Ähnlich wechselhaft verlief seine Karriere als Kunstmaler. Zwar hatte er einige lokale Aufträge, wie 1927 den Kreuzgang in der Bischofswieser Kirche, zu höheren Meriten reichte es aber nicht. Immerhin bewahrte ihn seine Anstellung als Zeichenlehrer in der Oberschule Berchtesgaden – und wohl auch seine Nähe zu den lokalen Nazis – vor einem längeren Fronteinsatz. Nach nur vier Monaten Militärdienst wurde er 1940 „uk“ gestellt, das hieß er galt in seinem zivilen Beruf – wohlgemerkt als Zeichenlehrer – als unabkömmlich.

Mit der Befreiung im Mai 1945 wendete sich das Blatt. Kriß wurde am 1. Mai in Landshut von US-Truppen befreit. Wenige Tage später kam er nach Berchtesgaden zurück und wurde erster Nachkriegsbürgermeister.

Gottfried Rasp hingegen wurde am 13. Mai vom US-Militär verhaftet und von der Spruchkammer Berchtesgaden ein Jahr später als „Hauptschuldiger“ eingestuft. Die Kammer bezeichnete ihn als „Spitzel und Provokateur der hiesigen Kreisleitung der NSDAP“. Rasp selbst sah sich als unschuldig. Er habe die Folgen seiner Taten nicht einschätzen können, sondern nur „unbedacht“ Gespräche weitergegeben. Andere hingegen sahen in ihm wahlweise ein „geschickt benutztes Werkzeug“ der NSDAP, ein „haltloses Individuum“ oder den „größten und gemeinsten Denunzianten im Landkreis Berchtesgaden“.

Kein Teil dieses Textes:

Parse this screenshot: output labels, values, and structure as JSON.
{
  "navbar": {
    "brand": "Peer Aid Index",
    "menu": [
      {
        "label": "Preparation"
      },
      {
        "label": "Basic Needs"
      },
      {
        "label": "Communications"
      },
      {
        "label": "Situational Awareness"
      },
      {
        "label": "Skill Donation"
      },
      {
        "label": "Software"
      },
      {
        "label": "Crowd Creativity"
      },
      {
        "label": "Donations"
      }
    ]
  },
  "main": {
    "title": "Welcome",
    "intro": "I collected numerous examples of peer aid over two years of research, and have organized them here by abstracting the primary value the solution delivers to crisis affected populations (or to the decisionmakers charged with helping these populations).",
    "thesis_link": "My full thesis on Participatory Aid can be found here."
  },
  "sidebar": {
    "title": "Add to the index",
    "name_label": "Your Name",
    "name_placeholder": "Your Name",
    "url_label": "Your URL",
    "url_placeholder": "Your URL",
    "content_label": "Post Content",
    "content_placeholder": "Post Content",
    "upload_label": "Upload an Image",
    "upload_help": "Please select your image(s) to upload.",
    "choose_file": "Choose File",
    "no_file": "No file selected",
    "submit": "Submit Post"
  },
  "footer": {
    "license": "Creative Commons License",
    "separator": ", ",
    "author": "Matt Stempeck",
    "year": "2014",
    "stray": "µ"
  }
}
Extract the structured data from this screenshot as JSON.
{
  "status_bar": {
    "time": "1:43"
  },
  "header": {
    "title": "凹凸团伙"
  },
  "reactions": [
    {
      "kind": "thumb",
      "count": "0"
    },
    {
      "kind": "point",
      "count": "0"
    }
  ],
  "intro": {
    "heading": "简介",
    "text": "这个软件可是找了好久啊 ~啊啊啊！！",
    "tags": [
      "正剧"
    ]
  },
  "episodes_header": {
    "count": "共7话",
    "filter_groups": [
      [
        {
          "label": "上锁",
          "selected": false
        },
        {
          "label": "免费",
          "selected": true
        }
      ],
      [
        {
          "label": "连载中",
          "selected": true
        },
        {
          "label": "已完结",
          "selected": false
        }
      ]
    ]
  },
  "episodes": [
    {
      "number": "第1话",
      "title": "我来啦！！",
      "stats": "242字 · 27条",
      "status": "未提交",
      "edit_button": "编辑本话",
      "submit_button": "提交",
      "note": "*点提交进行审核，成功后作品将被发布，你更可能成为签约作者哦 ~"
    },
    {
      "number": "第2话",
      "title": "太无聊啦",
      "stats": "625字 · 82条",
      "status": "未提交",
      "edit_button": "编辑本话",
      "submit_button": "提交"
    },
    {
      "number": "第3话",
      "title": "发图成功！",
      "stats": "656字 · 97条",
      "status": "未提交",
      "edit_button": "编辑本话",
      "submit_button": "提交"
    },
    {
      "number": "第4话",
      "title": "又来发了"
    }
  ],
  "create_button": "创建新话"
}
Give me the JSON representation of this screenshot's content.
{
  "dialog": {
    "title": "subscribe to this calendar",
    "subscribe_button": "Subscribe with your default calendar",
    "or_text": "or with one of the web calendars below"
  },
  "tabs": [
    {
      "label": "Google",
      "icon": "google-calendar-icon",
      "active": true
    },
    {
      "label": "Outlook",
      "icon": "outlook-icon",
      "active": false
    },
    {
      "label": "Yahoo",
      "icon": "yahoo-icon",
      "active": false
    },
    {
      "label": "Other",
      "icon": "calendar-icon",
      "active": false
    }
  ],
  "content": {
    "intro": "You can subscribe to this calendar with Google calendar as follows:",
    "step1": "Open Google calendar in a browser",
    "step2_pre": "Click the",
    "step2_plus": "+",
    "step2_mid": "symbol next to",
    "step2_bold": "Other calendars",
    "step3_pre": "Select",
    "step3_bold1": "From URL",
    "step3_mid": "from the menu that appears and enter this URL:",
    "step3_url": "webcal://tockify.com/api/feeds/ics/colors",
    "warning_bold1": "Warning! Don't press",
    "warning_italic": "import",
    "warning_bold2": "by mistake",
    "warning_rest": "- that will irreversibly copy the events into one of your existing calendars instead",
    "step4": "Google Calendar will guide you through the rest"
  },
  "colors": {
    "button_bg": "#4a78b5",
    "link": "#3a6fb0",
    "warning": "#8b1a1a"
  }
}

Zwar sortierte ihn die Berufungskammer 1947 in die Gruppe II der „Belasteten“ ein. Vor dem Hintergrund, dass in ganz Deutschland nur 2,6 % der Spruchkammerverfahren mit einem derart scharfen Urteil endeten und die meisten hochrangigen Nazis ganz oder glimpflich davon kamen, war dies immer noch deutlich. Gleichwohl musste er die Strafe von fünf Jahren nicht ganz absitzen, sondern kam im März 1949 frei. Doch noch immer war er mit einem Berufsverbot belegt.

Ausgerechnet sein Opfer Rudolf Kriß setzte sich nun für Rasp ein. Er bat um eine milde Beurteilung und war damit erfolgreich. Rasp durfte wieder als Kunstmaler arbeiten und seine Geldsühne wurde erheblich reduziert. Kriß ging es dabei vor allem um das Schicksal seiner mittellosen Frau und der beiden 16 und 19 Jahre alten Kinder.

Fortan erhielt Rasp wieder Aufträge. U.a. entwarf er das Fastentuch in der Stiftskirche. Auch das Buch „Im Schatten des Hohen Göll“ erschien Mitte der 1950er-Jahre mit seinen Illustrationen. Der Autor Hanns Angerer widmete das Buch Rudolf Kriß.